The password for monitoring mailbox is reset under the following conditions:
- A new health mailbox is being created
- Each time HM Worker process starts and is not able to retrieve the existing password for the monitoring mailbox
- Any other scenario where HM Worker is not able to get hold of existing password for the monitoring mailbox
Here are some best practices regarding management of user accounts associated with monitoring mailboxes as well as mailboxes themselves:
- Do not apply third party customized password policies to user accounts of monitoring mailboxes
- Exclude monitoring mailboxes from user account lockout policies
- Do not move the user accounts out from the Monitoring Mailboxes container
- Do not change the user account properties, like restricting password change etc.
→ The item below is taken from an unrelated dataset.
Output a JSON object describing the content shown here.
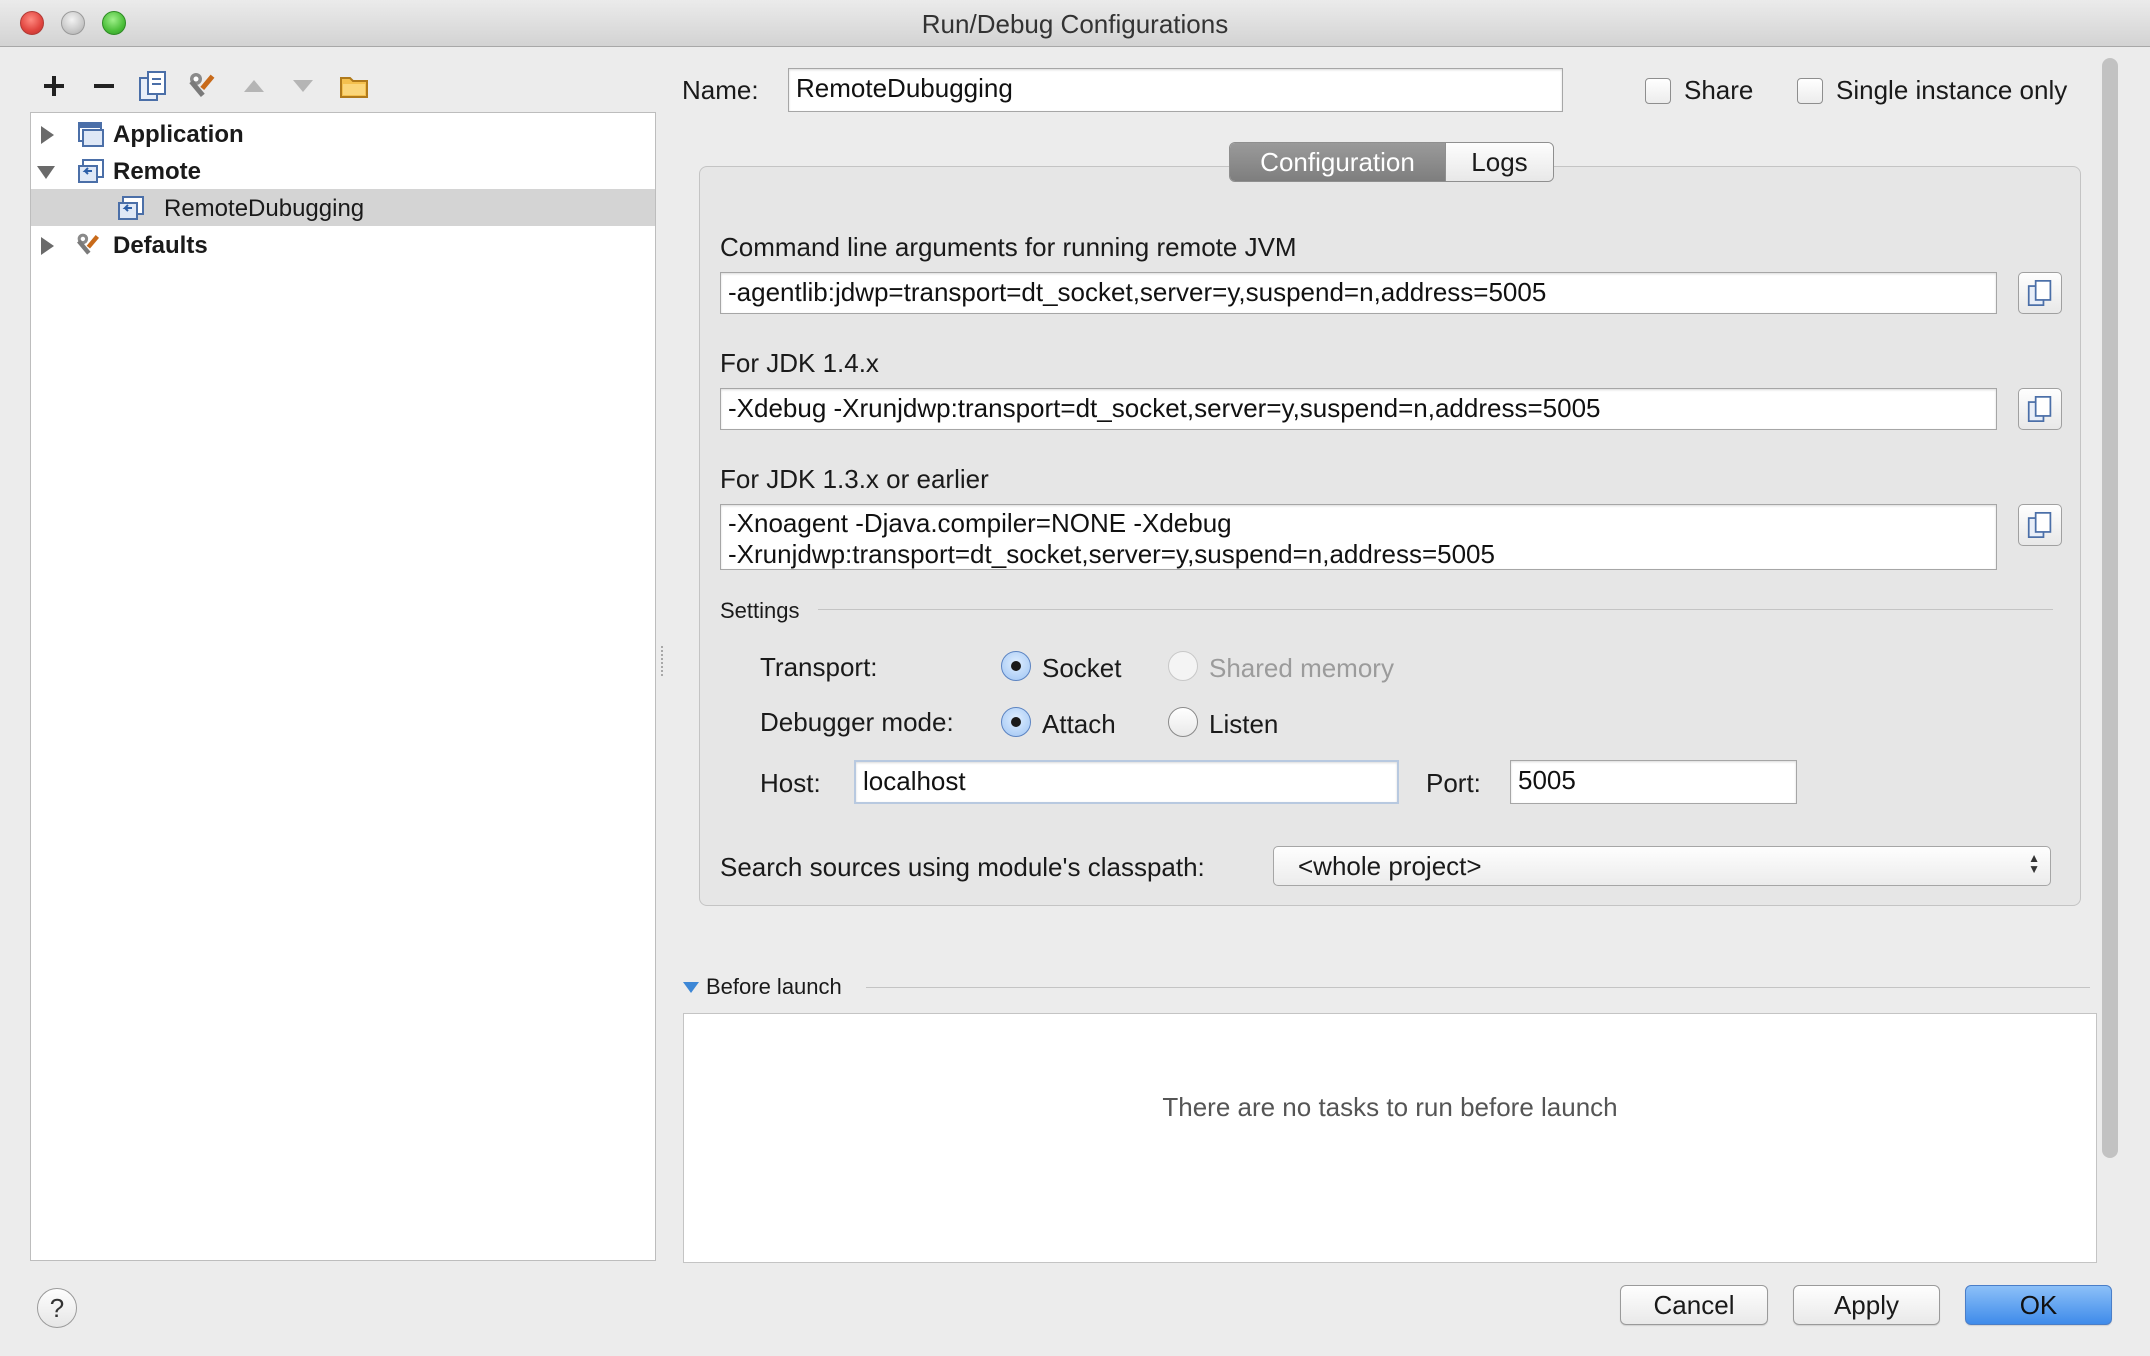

- Do not change AD permission inheritance
- Since HM worker handles password resets for monitoring mailboxes, in a large environment, it is normal to see increased password reset traffic for monitoring mailbox accounts; note that doing one of the things above might increase the frequency of those resets
- Do not move the monitoring mailboxes between mailbox databases
- Do not apply mailbox quotas to monitoring mailboxes
- If applying a retention policy, ensure the data within the monitoring mailbox is retained for a minimum of 30 days before being deleted
If you see a mailbox size increasing significantly for specific monitoring mailbox; you can simply disable the specific mailbox. The HM worker will create a new mailbox at next startup.
Common tasks with monitoring mailboxes
How to list monitoring mailboxes
Get-Mailbox –Monitoring -Database <database name>
Get-Mailbox –Monitoring –Server <ServerName>
Here are some troubleshooting methods for monitoring mailboxes.
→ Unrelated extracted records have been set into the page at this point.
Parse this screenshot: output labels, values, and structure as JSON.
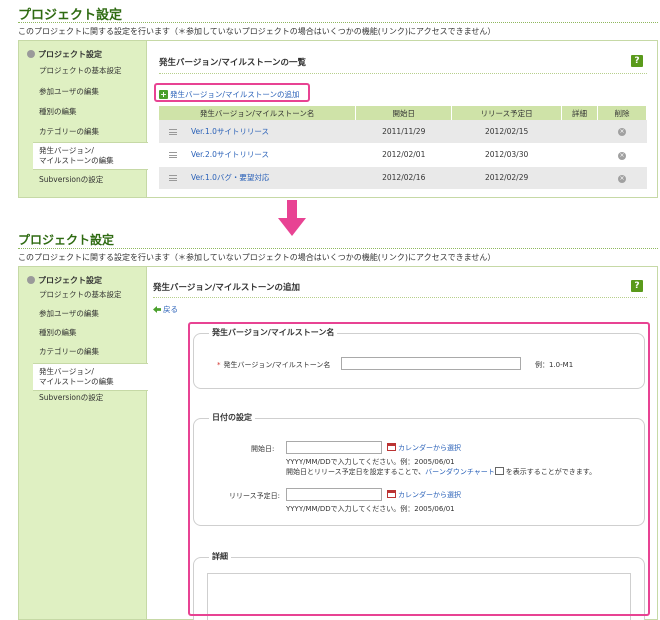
{
  "header": {
    "title": "プロジェクト設定",
    "description_top": "このプロジェクトに関する設定を行います（＊参加していないプロジェクトの場合はいくつかの機能(リンク)にアクセスできません）",
    "description_bottom": "このプロジェクトに関する設定を行います（＊参加していないプロジェクトの場合はいくつかの機能(リンク)にアクセスできません）"
  },
  "sidebar": {
    "heading": "プロジェクト設定",
    "items": [
      {
        "label": "プロジェクトの基本設定"
      },
      {
        "label": "参加ユーザの編集"
      },
      {
        "label": "種別の編集"
      },
      {
        "label": "カテゴリーの編集"
      },
      {
        "label_line1": "発生バージョン/",
        "label_line2": "マイルストーンの編集",
        "active": true
      },
      {
        "label": "Subversionの設定"
      }
    ]
  },
  "top_panel": {
    "section_title": "発生バージョン/マイルストーンの一覧",
    "help_label": "?",
    "add_link": "発生バージョン/マイルストーンの追加",
    "table": {
      "headers": [
        "発生バージョン/マイルストーン名",
        "開始日",
        "リリース予定日",
        "詳細",
        "削除"
      ],
      "rows": [
        {
          "name": "Ver.1.0サイトリリース",
          "start": "2011/11/29",
          "release": "2012/02/15",
          "delete": "×"
        },
        {
          "name": "Ver.2.0サイトリリース",
          "start": "2012/02/01",
          "release": "2012/03/30",
          "delete": "×"
        },
        {
          "name": "Ver.1.0バグ・要望対応",
          "start": "2012/02/16",
          "release": "2012/02/29",
          "delete": "×"
        }
      ]
    }
  },
  "bottom_panel": {
    "section_title": "発生バージョン/マイルストーンの追加",
    "help_label": "?",
    "back_link": "戻る",
    "fieldset_name": {
      "legend": "発生バージョン/マイルストーン名",
      "required_mark": "*",
      "label": "発生バージョン/マイルストーン名",
      "value": "",
      "example": "例：1.0-M1"
    },
    "fieldset_dates": {
      "legend": "日付の設定",
      "start_label": "開始日:",
      "start_value": "",
      "calendar_link": "カレンダーから選択",
      "format_hint": "YYYY/MM/DDで入力してください。例：2005/06/01",
      "gantt_note_prefix": "開始日とリリース予定日を設定することで、",
      "gantt_link": "バーンダウンチャート",
      "gantt_note_suffix": "を表示することができます。",
      "release_label": "リリース予定日:",
      "release_value": "",
      "release_calendar_link": "カレンダーから選択",
      "release_format_hint": "YYYY/MM/DDで入力してください。例：2005/06/01"
    },
    "fieldset_detail": {
      "legend": "詳細"
    }
  },
  "colors": {
    "brand_green": "#2f6b12",
    "sidebar_bg": "#dff0c2",
    "highlight": "#e84393",
    "link": "#2a61b8"
  }
}
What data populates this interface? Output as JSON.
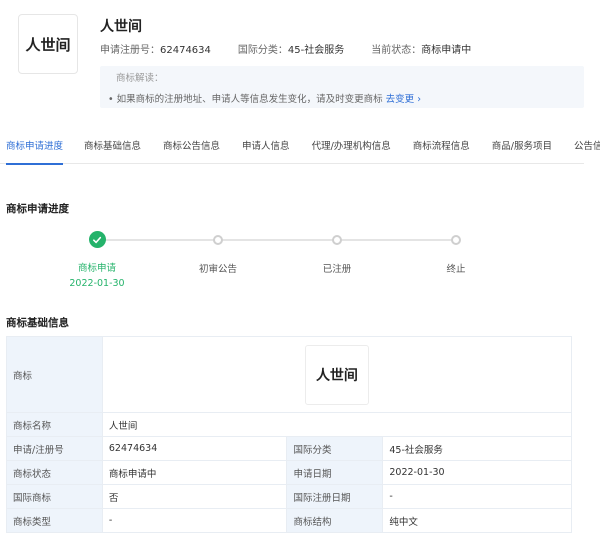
{
  "header": {
    "logo_text": "人世间",
    "name": "人世间",
    "reg_no_label": "申请注册号：",
    "reg_no": "62474634",
    "class_label": "国际分类：",
    "class_value": "45-社会服务",
    "status_label": "当前状态：",
    "status_value": "商标申请中"
  },
  "note": {
    "title": "商标解读：",
    "line": "• 如果商标的注册地址、申请人等信息发生变化，请及时变更商标",
    "link": "去变更",
    "link_icon": "chevron-right-icon"
  },
  "tabs": [
    "商标申请进度",
    "商标基础信息",
    "商标公告信息",
    "申请人信息",
    "代理/办理机构信息",
    "商标流程信息",
    "商品/服务项目",
    "公告信息"
  ],
  "active_tab": 0,
  "progress": {
    "title": "商标申请进度",
    "steps": [
      {
        "label": "商标申请",
        "date": "2022-01-30",
        "done": true
      },
      {
        "label": "初审公告",
        "date": "",
        "done": false
      },
      {
        "label": "已注册",
        "date": "",
        "done": false
      },
      {
        "label": "终止",
        "date": "",
        "done": false
      }
    ],
    "done_color": "#25b36b"
  },
  "basic": {
    "title": "商标基础信息",
    "logo_label": "商标",
    "logo_text": "人世间",
    "name_label": "商标名称",
    "name_value": "人世间",
    "rows": [
      {
        "l1": "申请/注册号",
        "v1": "62474634",
        "l2": "国际分类",
        "v2": "45-社会服务"
      },
      {
        "l1": "商标状态",
        "v1": "商标申请中",
        "l2": "申请日期",
        "v2": "2022-01-30"
      },
      {
        "l1": "国际商标",
        "v1": "否",
        "l2": "国际注册日期",
        "v2": "-"
      },
      {
        "l1": "商标类型",
        "v1": "-",
        "l2": "商标结构",
        "v2": "纯中文"
      }
    ]
  },
  "colors": {
    "accent": "#2f6fd6",
    "success": "#25b36b",
    "label_bg": "#eef4fb"
  }
}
How to re-create monitoring mailboxes (NOT considered regular maintenance!)
The mailbox database removal doesn’t cleanup the AD user account associated with monitoring mailboxes. This can then result in orphaned AD user accounts. This happens because of deny permission inherited on Monitoring Mailboxes container. KB article 3046530has details on this, as well as the workaround to resolve it.
If there are too many orphaned monitoring mailbox accounts, you may want to re-create them.
1) Make sure “Monitoring Mailboxes” container is present
- Open Active Directory Users & Computers
- Click on View and select “Advanced Features”
- The Browse to Microsoft Exchange System Objects
- Verify the presence of the “Monitoring Mailboxes” container.
If the Monitoring Mailboxes container is missing:
- Make sure you have Exchange Server 2013 CU1 or above installed.
- Perform PrepareAD with the Exchange Server 2013 version installed.
2) Stop the “Microsoft Exchange Server Health Manager” service on all Exchange Server 2013 servers.
3) Open Exchange Management Shell and use following command to disable existing health mailboxes:
Get-Mailbox -Monitoring | Disable-Mailbox
4) Go back to Active Directory users & computers, right click on domain and search for “HealthMailbox”
5) Delete the health mailbox user accounts.
6) Wait for AD replication or force AD replication.
7) Start the “Microsoft Exchange Server Health Manager” on all Exchange Server 2013 servers.
- 6/2/15: Updated best practices to include information on aging out data via retention policies.